LE LENT CHEMIN DE L'INDEMNISATION

Kigali, le 16 avril 2004 (FH)- Dans le village de Busogo, au pied des volcans au nord du Rwanda, la vieille Drocella s'active. Il sera bientôt midi : ses deux petits-enfants vont rentrer de l'école pour le repas.

2 min 49Temps de lecture approximatif

"C'est trop de travail pour moi seule", se plaint cette rescapée du génocide née "sous les Allemands". Le Rwanda a été sous protectorat allemand de 1896 à 1916. "Si mes enfants étaient encore en vie, je ne serais pas en train d'abîmer mes yeux en allumant ce feu", fait- elle remarquer. Les meurtriers de ces fils ont été jugés par le tribunal de première instance de Ruhengeri. L'un d'entre eux, Petero, a été remis en liberté provisoire suite à son plaidoyer de culpabilité. Ce qui révolte la vieille. "Quelle justice ! Petero est de retour dans sa famille ! Il aide maintenant sa femme. Pendant que moi, je dois, toute seule, faire la cuisine, puiser de l'eau, cultiver les champs, m'occuper de ces chèvres."

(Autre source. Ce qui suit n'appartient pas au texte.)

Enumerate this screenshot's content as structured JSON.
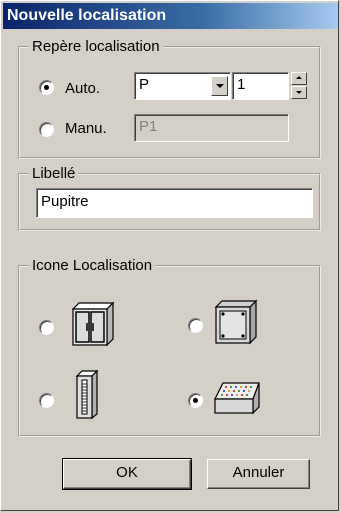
{
  "window": {
    "title": "Nouvelle localisation"
  },
  "repere": {
    "legend": "Repère localisation",
    "auto_label": "Auto.",
    "manu_label": "Manu.",
    "prefix_value": "P",
    "number_value": "1",
    "manual_value": "P1",
    "selected": "auto"
  },
  "libelle": {
    "legend": "Libellé",
    "value": "Pupitre"
  },
  "icone": {
    "legend": "Icone Localisation",
    "options": [
      {
        "icon": "cabinet-icon",
        "selected": false
      },
      {
        "icon": "box-icon",
        "selected": false
      },
      {
        "icon": "rack-icon",
        "selected": false
      },
      {
        "icon": "desk-console-icon",
        "selected": true
      }
    ]
  },
  "buttons": {
    "ok_label": "OK",
    "cancel_label": "Annuler"
  }
}
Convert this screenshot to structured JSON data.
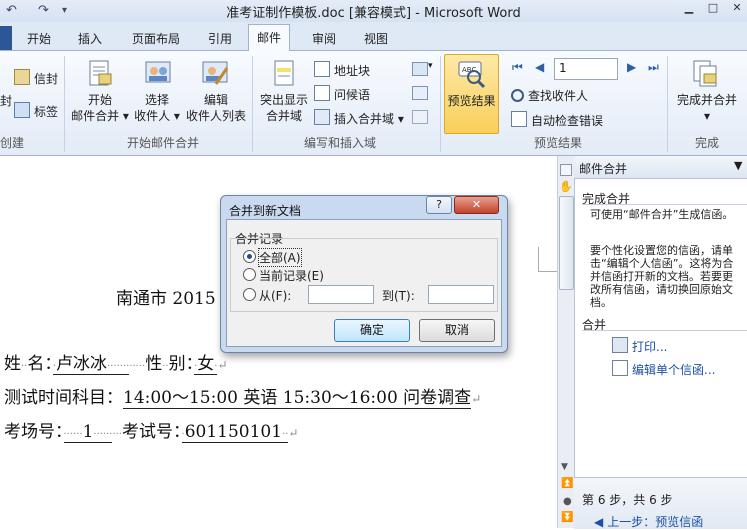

Le cri de Drocella est celui de nombre de rescapés. "L'Etat ne peut pas nous rendre nos disparus mais qu'il nous donne au moins une indemnisation", insiste la vieille femme.

Depuis fin 1996, les tribunaux rwandais jugent les auteurs présumés du génocide. Des milliers de condamnations ont été prononcées mais aucun survivant n'a touché la moindre indemnisation. Et pourtant, dans certains de ces jugements, les coupables ont été également condamnés à verser des dommages et intérêts aux victimes. " A quoi bon condamner un va-nu-pieds à payer un million de francs rwandais ? ", s'interroge Kalisa, un rescapé de Gikondo, dans la ville de Kigali. Ceux qui ont tué ma femme et détruit ma maison étaient des portefaix. Ce ne sont en tout cas pas eux qui pourront réparer cela".

Plusieurs courants

Mais une justice sans réparation n'en est pas une. C'est pourquoi la loi organique de 2001 sur les juridictions gacaca prévoit la création d'un Fonds d'indemnisation.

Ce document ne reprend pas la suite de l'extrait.